Als sie später den gleichen Probanden eine 1000 kcal-Diät verordneten, die zu 90 % aus Kohlenhydraten
bestand, erzielten sie fast keinen Gesichtsverlust.
Dieses verblüffende Ergebnis erklärt, warum viele Übergewichtige mit
einer kohlenhydratbetonten Diät selbst bei sehr begrenzter der Nahrungszufuhr nicht oder nur sehr langsam
abnehmen. Bei ihnen liegt neben einer niedrigen Stoffwechselrate sehr oft auch eine Überproduktion von Insulin
vor, die Glukagon und damit den Fettabbau hemmt.

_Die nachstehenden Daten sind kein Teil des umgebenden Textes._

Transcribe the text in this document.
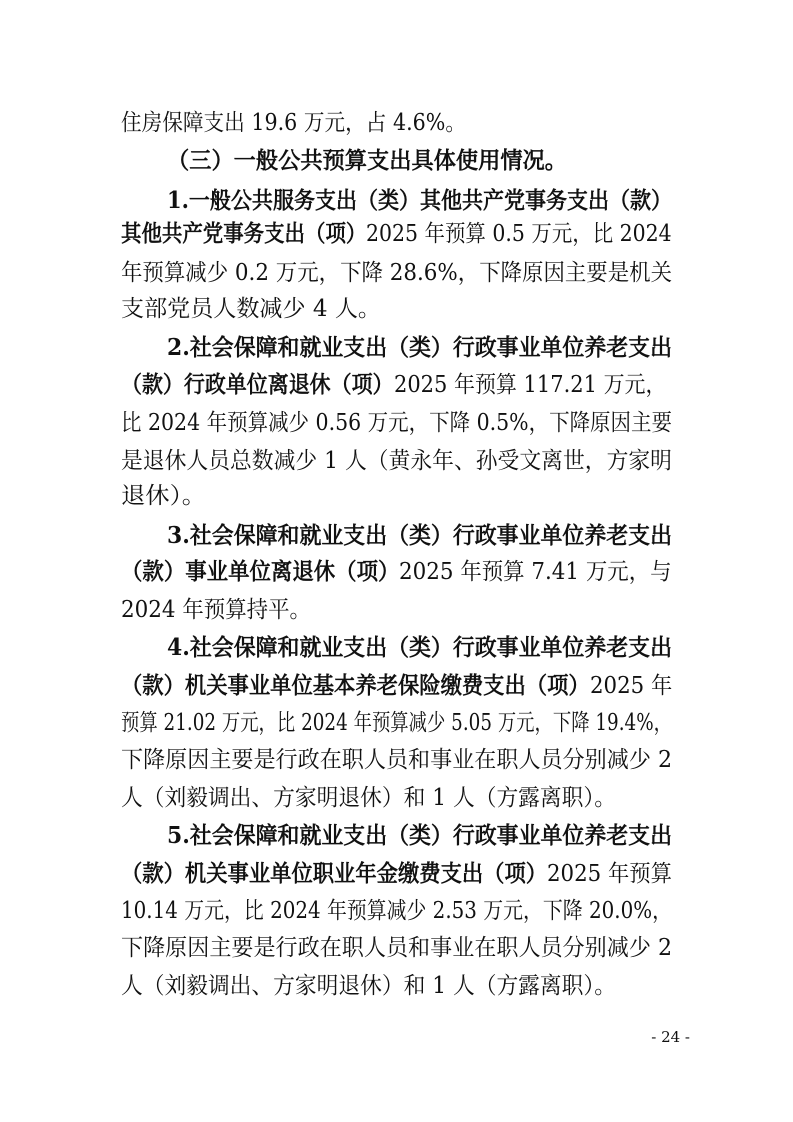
住房保障支出 19.6 万元，占 4.6%。
（三）一般公共预算支出具体使用情况。
1.一般公共服务支出（类）其他共产党事务支出（款）
其他共产党事务支出（项） 2025 年预算 0.5 万元，比 2024
年预算减少 0.2 万元，下降 28.6%，下降原因主要是机关
支部党员人数减少 4 人。
2.社会保障和就业支出（类）行政事业单位养老支出
（款）行政单位离退休（项） 2025 年预算 117.21 万元，
比 2024 年预算减少 0.56 万元，下降 0.5%，下降原因主要
是退休人员总数减少 1 人（黄永年、孙受文离世，方家明
退休）。
3.社会保障和就业支出（类）行政事业单位养老支出
（款）事业单位离退休（项） 2025 年预算 7.41 万元，与
2024 年预算持平。
4.社会保障和就业支出（类）行政事业单位养老支出
（款）机关事业单位基本养老保险缴费支出（项） 2025 年
预算 21.02 万元，比 2024 年预算减少 5.05 万元，下降 19.4%，
下降原因主要是行政在职人员和事业在职人员分别减少 2
人（刘毅调出、方家明退休）和 1 人（方露离职）。
5.社会保障和就业支出（类）行政事业单位养老支出
（款）机关事业单位职业年金缴费支出（项） 2025 年预算
10.14 万元，比 2024 年预算减少 2.53 万元，下降 20.0%，
下降原因主要是行政在职人员和事业在职人员分别减少 2
人（刘毅调出、方家明退休）和 1 人（方露离职）。
- 24 -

Der Bodybuilder mit seiner kohlenhydratbetonten, regelmäßigen
Nahrungszufuhr sorgt garantiert dafür, dass sein Insulinspiegel mit jeder Mahlzeit wieder hochschnellt und
der Glukagonspiegel in den Keller geht. Statt Fett abzubauen, lagert er Fett an.
Zwar hat unser Bodybuilder einen Effekt erzielt, was die verringerte Fettspeicherungsrate bei hoher Kalorienzufuhr
angeht (viele kleine Mahlzeiten mit Kohlenhydraten sind unbestritten besser als wenige große), doch den Abbau von Körperfett durch Glukagon hat er den ganzen Tag über unterbunden ein weiterer
Grund, warum Aufbaudiäten immer mit einem Zuwachs an Körperfett einhergehen."